Ve bardağın dolu tarafı. Bir önceki maçta Eskişehir deplasmanında rakibe yanıt verecek kadar bile oynamayan takımın, isyan etmesi, takım gibi davranıp takımdaki bireysel hataları kapatarak (daha fazla atarak) zor da olsa maçı kazanması. En azından istek açısından umut verici.

Beşiktaş'ın Dyamo deplasmanından beraberlikle döneceğini tahmin ederek (umarak) kalan 5 maçta 1 beraberlik 4 galibiyetle şampiyon olacağımızı umuyordum. Bu beraberliğin de Başakşehir olacağını sanıyordum. Fakat hesap karıştı. Kalan tüm maçları kazansak dahi, aynı performansla devam eden rakiplerin birbirleriyle oynadıkları maçı berabere bitirmemeleri halinde şampiyonluk gidiyor. Puan kayıpsız ulaşılacak 33. haftada, o derbiyi kazananın şampiyon olması muhtemel olacak. Bizim tek şansımız ise beraberlik. Elbette bu olasılıklar, 33. haftaya kadar her üç takımın da puan kaybı yaşamamasına göre oluşan olasılıklar. Ben Galatasaray'ın Aksihar veya Konya maçlarında puan kaybı yaşayacağını tahmin ediyordum (hala ediyorum).
Aslında işin özü, geçtiğimiz hafta kaybettiğimiz puanlar nedeniyle, kaderimizi kendimizin çizemeyeceği duruma gelmiş olmamız. Sorun burada. Ben Bursaspor'u kupada elemek yerine, Eskişehir maçını kazanmış olmayı tercih ederdim.
Maça dönelim. Diego'nun performansı muhteşem. İlk yarıda Alper'in kaybolup gitmesi, Kuyt'un sakatlıktan döndüğünden beri verimli olamayan futbolu, artık ne iddiası ne umudu kalmamış, rahat Balkes'in ileride basan oyununa karşı koyamadık. Beraberliği yakalamamız, kaliteli ayaklarımız sayesindeydi. İsmail hocanın değişiklikleri sonuca bakınca yerindeydi.
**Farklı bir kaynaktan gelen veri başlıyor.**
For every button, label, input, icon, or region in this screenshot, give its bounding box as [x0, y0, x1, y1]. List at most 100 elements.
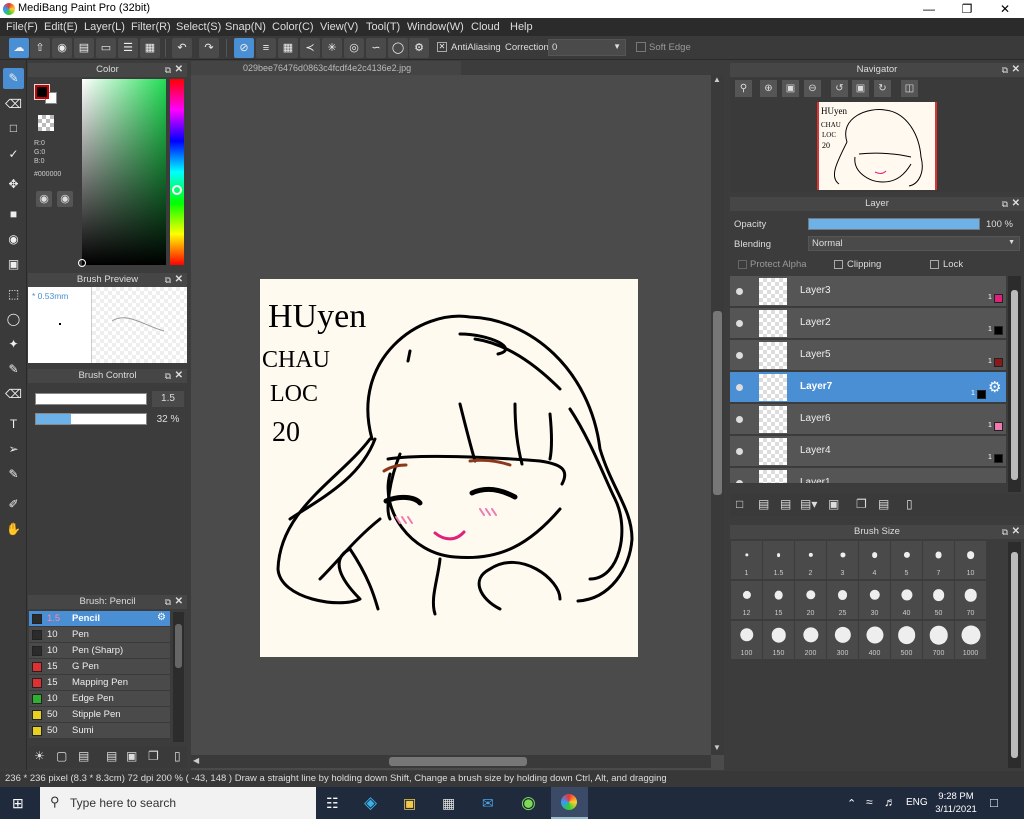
brush-size-option[interactable]: 1.5	[763, 541, 794, 579]
select-pen-tool-icon[interactable]: ✎	[3, 359, 24, 380]
navigator-viewport[interactable]: HUyen CHAU LOC 20	[817, 102, 937, 190]
cloud-save-icon[interactable]: ☁	[9, 38, 29, 58]
saturation-value-picker[interactable]	[78, 79, 166, 267]
gradient-tool-icon[interactable]: ▣	[3, 254, 24, 275]
canvas-vertical-scrollbar[interactable]: ▲ ▼	[711, 75, 724, 755]
close-icon[interactable]: ✕	[175, 63, 183, 77]
brush-item[interactable]: 1.5 Pencil ⚙	[29, 611, 170, 627]
visibility-eye-icon[interactable]	[736, 352, 743, 359]
brush-size-value[interactable]: 1.5	[152, 391, 184, 407]
fit-window-icon[interactable]: ▣	[782, 80, 799, 97]
layer-row[interactable]: Layer5 1	[730, 340, 1006, 371]
visibility-eye-icon[interactable]	[736, 480, 743, 483]
brush-size-option[interactable]: 5	[891, 541, 922, 579]
antialiasing-checkbox[interactable]: ✕	[437, 42, 447, 52]
redo-icon[interactable]: ↷	[199, 38, 219, 58]
new-1bit-layer-icon[interactable]: ▤	[780, 497, 791, 511]
brush-size-option[interactable]: 300	[827, 621, 858, 659]
scroll-left-icon[interactable]: ◀	[193, 756, 199, 765]
brush-size-option[interactable]: 40	[891, 581, 922, 619]
brush-item[interactable]: 10 Pen (Sharp)	[29, 643, 170, 659]
page-icon[interactable]: ▭	[96, 38, 116, 58]
menu-cloud[interactable]: Cloud	[471, 21, 500, 33]
chevron-up-icon[interactable]: ⌃	[847, 797, 856, 810]
export-icon[interactable]: ⇧	[30, 38, 50, 58]
add-layer-dropdown-icon[interactable]: ▤▾	[800, 497, 817, 511]
close-icon[interactable]: ✕	[1012, 63, 1020, 77]
pin-icon[interactable]: ⧉	[165, 369, 171, 383]
parallel-snap-icon[interactable]: ≡	[256, 38, 276, 58]
visibility-eye-icon[interactable]	[736, 416, 743, 423]
comment-icon[interactable]: ◉	[52, 38, 72, 58]
brush-tool-icon[interactable]: ✎	[3, 68, 24, 89]
task-view-icon[interactable]: ☷	[326, 795, 339, 812]
correction-select[interactable]: 0 ▼	[548, 39, 626, 56]
brush-size-option[interactable]: 4	[859, 541, 890, 579]
close-icon[interactable]: ✕	[175, 369, 183, 383]
menu-help[interactable]: Help	[510, 21, 533, 33]
snap-off-icon[interactable]: ⊘	[234, 38, 254, 58]
magic-wand-tool-icon[interactable]: ✦	[3, 334, 24, 355]
windows-start-icon[interactable]: ⊞	[12, 795, 24, 812]
zoom-in-icon[interactable]: ⊕	[760, 80, 777, 97]
brush-size-option[interactable]: 2	[795, 541, 826, 579]
menu-file[interactable]: File(F)	[6, 21, 38, 33]
layer-opacity-slider[interactable]	[808, 218, 980, 230]
new-halftone-layer-icon[interactable]: ▤	[758, 497, 769, 511]
duplicate-brush-icon[interactable]: ❐	[148, 749, 159, 763]
layer-row[interactable]: Layer3 1	[730, 276, 1006, 307]
brush-size-option[interactable]: 30	[859, 581, 890, 619]
visibility-eye-icon[interactable]	[736, 448, 743, 455]
brush-size-option[interactable]: 150	[763, 621, 794, 659]
eyedropper-tool-icon[interactable]: ✐	[3, 494, 24, 515]
grid-snap-icon[interactable]: ▦	[278, 38, 298, 58]
new-layer-icon[interactable]: □	[736, 497, 743, 511]
menu-tool[interactable]: Tool(T)	[366, 21, 400, 33]
protect-alpha-checkbox[interactable]	[738, 260, 747, 269]
perspective-snap-icon[interactable]: ≺	[300, 38, 320, 58]
radial-snap-icon[interactable]: ✳	[322, 38, 342, 58]
brush-item[interactable]: 10 Pen	[29, 627, 170, 643]
brush-size-option[interactable]: 25	[827, 581, 858, 619]
rectangle-tool-icon[interactable]: □	[3, 118, 24, 139]
eraser-tool-icon[interactable]: ⌫	[3, 94, 24, 115]
menu-edit[interactable]: Edit(E)	[44, 21, 78, 33]
rotate-left-icon[interactable]: ↺	[831, 80, 848, 97]
menu-color[interactable]: Color(C)	[272, 21, 314, 33]
layer-row[interactable]: Layer4 1	[730, 436, 1006, 467]
brush-size-option[interactable]: 200	[795, 621, 826, 659]
pin-icon[interactable]: ⧉	[1002, 63, 1008, 77]
clock[interactable]: 9:28 PM 3/11/2021	[930, 790, 982, 816]
layer-row[interactable]: Layer2 1	[730, 308, 1006, 339]
circle-snap-icon[interactable]: ◯	[388, 38, 408, 58]
brush-size-option[interactable]: 100	[731, 621, 762, 659]
brush-item[interactable]: 15 Mapping Pen	[29, 675, 170, 691]
grid-icon[interactable]: ▦	[140, 38, 160, 58]
visibility-eye-icon[interactable]	[736, 320, 743, 327]
brush-size-slider[interactable]	[35, 393, 147, 405]
brush-item[interactable]: 50 Sumi	[29, 723, 170, 739]
close-icon[interactable]: ✕	[1012, 197, 1020, 211]
transparent-swatch[interactable]	[38, 115, 54, 131]
speech-icon[interactable]: ▤	[74, 38, 94, 58]
visibility-eye-icon[interactable]	[736, 384, 743, 391]
close-icon[interactable]: ✕	[175, 595, 183, 609]
visibility-eye-icon[interactable]	[736, 288, 743, 295]
pin-icon[interactable]: ⧉	[165, 595, 171, 609]
text-tool-icon[interactable]: T	[3, 414, 24, 435]
menu-snap[interactable]: Snap(N)	[225, 21, 266, 33]
maximize-button[interactable]: ❐	[948, 0, 986, 18]
layer-row[interactable]: Layer6 1	[730, 404, 1006, 435]
file-explorer-icon[interactable]: ▣	[403, 795, 416, 812]
snap-settings-icon[interactable]: ⚙	[409, 38, 429, 58]
merge-layer-icon[interactable]: ▤	[878, 497, 889, 511]
volume-mute-icon[interactable]: ♬	[884, 795, 896, 809]
notifications-icon[interactable]: □	[990, 795, 998, 810]
lock-checkbox[interactable]	[930, 260, 939, 269]
soft-edge-checkbox[interactable]	[636, 42, 646, 52]
hue-slider[interactable]	[170, 79, 184, 265]
pin-icon[interactable]: ⧉	[1002, 525, 1008, 539]
brush-size-option[interactable]: 50	[923, 581, 954, 619]
rotate-right-icon[interactable]: ↻	[874, 80, 891, 97]
scroll-down-icon[interactable]: ▼	[713, 743, 721, 752]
Nitekim Selçuk'un Topal'ın yanında yer almasıyla rakibe hızlı geçişler sağlayan yumuşak karın sertleşti. Buna Emenike'nin mevcudiyetinin verdiği huzursuzluk da (rakip için) eklenince ibre tamamen bize döndü.

Volkan'ın hatalarını eleştirirken Gökhan'ı ve Alves'i de konuşmakta fayda var. İlk goldeki Gökhan hatasından bahsettim. Üçüncü golde de Alves'in anlamsız ve gereksiz faulünün gol olan pozisyonu hazırlamasını unutmayalım. Alves'ten kurtulmalıyız, kısa sürede hem de.
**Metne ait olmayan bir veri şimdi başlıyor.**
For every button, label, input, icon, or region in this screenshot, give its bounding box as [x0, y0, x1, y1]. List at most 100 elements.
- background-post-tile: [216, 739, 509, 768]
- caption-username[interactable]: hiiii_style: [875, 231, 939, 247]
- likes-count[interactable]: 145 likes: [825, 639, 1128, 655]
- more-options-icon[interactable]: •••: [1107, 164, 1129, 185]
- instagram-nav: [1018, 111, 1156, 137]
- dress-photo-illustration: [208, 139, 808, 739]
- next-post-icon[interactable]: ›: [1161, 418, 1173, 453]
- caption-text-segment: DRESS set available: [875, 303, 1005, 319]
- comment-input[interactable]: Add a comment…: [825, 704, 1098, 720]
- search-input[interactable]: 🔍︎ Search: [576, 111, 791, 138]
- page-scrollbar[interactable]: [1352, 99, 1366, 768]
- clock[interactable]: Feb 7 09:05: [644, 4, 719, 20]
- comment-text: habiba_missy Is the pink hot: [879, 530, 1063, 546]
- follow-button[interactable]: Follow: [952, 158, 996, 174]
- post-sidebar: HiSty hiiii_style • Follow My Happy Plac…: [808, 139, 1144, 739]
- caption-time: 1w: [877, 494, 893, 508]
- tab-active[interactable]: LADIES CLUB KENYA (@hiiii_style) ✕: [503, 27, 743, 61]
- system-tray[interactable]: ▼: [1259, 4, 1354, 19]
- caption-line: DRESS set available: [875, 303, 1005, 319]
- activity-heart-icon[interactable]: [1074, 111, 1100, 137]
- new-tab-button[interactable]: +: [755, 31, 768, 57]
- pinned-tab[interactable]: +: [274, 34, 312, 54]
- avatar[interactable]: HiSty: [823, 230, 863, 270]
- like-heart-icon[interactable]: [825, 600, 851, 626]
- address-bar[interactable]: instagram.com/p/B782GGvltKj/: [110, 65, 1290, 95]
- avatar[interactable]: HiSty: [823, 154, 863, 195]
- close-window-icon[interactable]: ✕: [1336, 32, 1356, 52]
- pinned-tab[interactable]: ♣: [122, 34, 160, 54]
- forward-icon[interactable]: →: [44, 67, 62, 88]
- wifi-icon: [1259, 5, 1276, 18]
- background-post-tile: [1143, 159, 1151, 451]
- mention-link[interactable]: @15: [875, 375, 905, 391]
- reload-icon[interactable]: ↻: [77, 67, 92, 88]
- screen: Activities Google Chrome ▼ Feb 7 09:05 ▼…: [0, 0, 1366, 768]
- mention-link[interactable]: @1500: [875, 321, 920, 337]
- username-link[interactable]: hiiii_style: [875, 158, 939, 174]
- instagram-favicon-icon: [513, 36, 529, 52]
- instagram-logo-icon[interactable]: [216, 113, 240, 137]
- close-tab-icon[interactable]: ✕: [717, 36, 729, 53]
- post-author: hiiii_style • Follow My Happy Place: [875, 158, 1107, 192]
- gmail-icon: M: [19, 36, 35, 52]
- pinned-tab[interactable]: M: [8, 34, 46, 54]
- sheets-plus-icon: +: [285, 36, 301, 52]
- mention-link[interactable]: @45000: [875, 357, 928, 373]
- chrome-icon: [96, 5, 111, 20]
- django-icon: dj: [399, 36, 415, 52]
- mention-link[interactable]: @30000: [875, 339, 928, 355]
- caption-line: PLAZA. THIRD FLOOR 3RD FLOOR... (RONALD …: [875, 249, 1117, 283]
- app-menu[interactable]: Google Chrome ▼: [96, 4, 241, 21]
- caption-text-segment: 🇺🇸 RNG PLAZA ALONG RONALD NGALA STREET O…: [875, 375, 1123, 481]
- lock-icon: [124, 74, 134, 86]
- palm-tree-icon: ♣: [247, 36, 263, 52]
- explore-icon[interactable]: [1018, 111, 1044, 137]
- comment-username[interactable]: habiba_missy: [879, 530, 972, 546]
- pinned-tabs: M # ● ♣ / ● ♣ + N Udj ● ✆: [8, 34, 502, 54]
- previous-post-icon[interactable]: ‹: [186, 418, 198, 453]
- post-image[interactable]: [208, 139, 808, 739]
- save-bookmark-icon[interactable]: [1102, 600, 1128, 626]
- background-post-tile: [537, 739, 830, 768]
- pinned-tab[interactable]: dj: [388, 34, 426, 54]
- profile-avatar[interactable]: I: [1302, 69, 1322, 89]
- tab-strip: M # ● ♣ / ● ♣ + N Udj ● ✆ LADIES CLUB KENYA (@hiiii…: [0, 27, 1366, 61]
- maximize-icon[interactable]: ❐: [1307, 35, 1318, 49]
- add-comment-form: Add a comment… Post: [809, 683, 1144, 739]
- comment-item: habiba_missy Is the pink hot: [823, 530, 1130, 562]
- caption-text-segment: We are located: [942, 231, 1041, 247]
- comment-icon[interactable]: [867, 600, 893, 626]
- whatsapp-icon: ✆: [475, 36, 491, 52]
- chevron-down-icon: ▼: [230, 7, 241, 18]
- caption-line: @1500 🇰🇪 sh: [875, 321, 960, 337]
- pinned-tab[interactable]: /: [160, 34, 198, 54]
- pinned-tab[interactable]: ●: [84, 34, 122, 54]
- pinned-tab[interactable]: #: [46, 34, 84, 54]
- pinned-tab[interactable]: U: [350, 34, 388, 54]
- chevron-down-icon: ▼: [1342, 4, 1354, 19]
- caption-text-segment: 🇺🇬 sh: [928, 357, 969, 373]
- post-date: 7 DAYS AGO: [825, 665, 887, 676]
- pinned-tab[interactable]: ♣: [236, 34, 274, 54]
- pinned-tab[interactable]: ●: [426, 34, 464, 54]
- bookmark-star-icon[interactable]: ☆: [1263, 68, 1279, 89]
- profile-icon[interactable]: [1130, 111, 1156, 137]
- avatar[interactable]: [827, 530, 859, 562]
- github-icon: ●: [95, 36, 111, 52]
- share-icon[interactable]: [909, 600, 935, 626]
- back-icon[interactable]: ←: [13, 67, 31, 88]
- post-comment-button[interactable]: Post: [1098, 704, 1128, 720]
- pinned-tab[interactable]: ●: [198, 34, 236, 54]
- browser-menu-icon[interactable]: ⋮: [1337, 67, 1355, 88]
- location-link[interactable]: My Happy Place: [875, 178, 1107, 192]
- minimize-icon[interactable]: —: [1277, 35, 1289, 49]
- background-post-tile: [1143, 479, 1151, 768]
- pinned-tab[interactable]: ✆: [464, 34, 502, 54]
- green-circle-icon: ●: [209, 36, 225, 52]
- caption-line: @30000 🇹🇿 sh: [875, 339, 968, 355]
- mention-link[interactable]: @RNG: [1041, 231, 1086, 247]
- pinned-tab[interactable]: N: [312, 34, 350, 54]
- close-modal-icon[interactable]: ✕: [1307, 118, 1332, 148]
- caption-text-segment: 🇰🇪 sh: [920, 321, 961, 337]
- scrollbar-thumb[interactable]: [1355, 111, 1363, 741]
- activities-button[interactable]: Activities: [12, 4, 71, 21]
Emenike'nin forma çıkarma hadisesi sonrasında bir daha o formayı giymemesi gerektiğini söyledim. Hala da savunuyorum. Takımına formasına böyle tavır alan kişinin o camia içinde yeri yok. 

Ve bunu söyledikten sonra da her ne kadar bekleneni veremese de (ne beklendiğine de bağlı elbette) onun rakip için çok ciddi bir tehdit, bir tehlike, bir baş belası olduğu gerçeğini de unutmamalı. Rakip defansın rahatça çıkmasını engelleyen, gol girişimlerinin neredeyse tamamında baş rolde olan Emenike'nin, kanatlarda oynatılmasının daha doğru olduğunu düşünüyorum. Ama ilk düşüncem öncelikli, zira önce Fenerbahçe.

Maç geçti. Sorun bin bir tane. Ama en önemlisi şampiyon olmak. Bu nedenle oyuna değil hırsa, mücadeleye ve elbette skora bakıyorum şu anda. Yoksa dert büyük. Dertleri illa konuşuruz. Bu maçtaki derdimiz Volkan'ın hatalarıydı, onu da tolere edecek mücadeleyi gösterdik. Şimdi önümüzdeki maçlara bakmak gerek.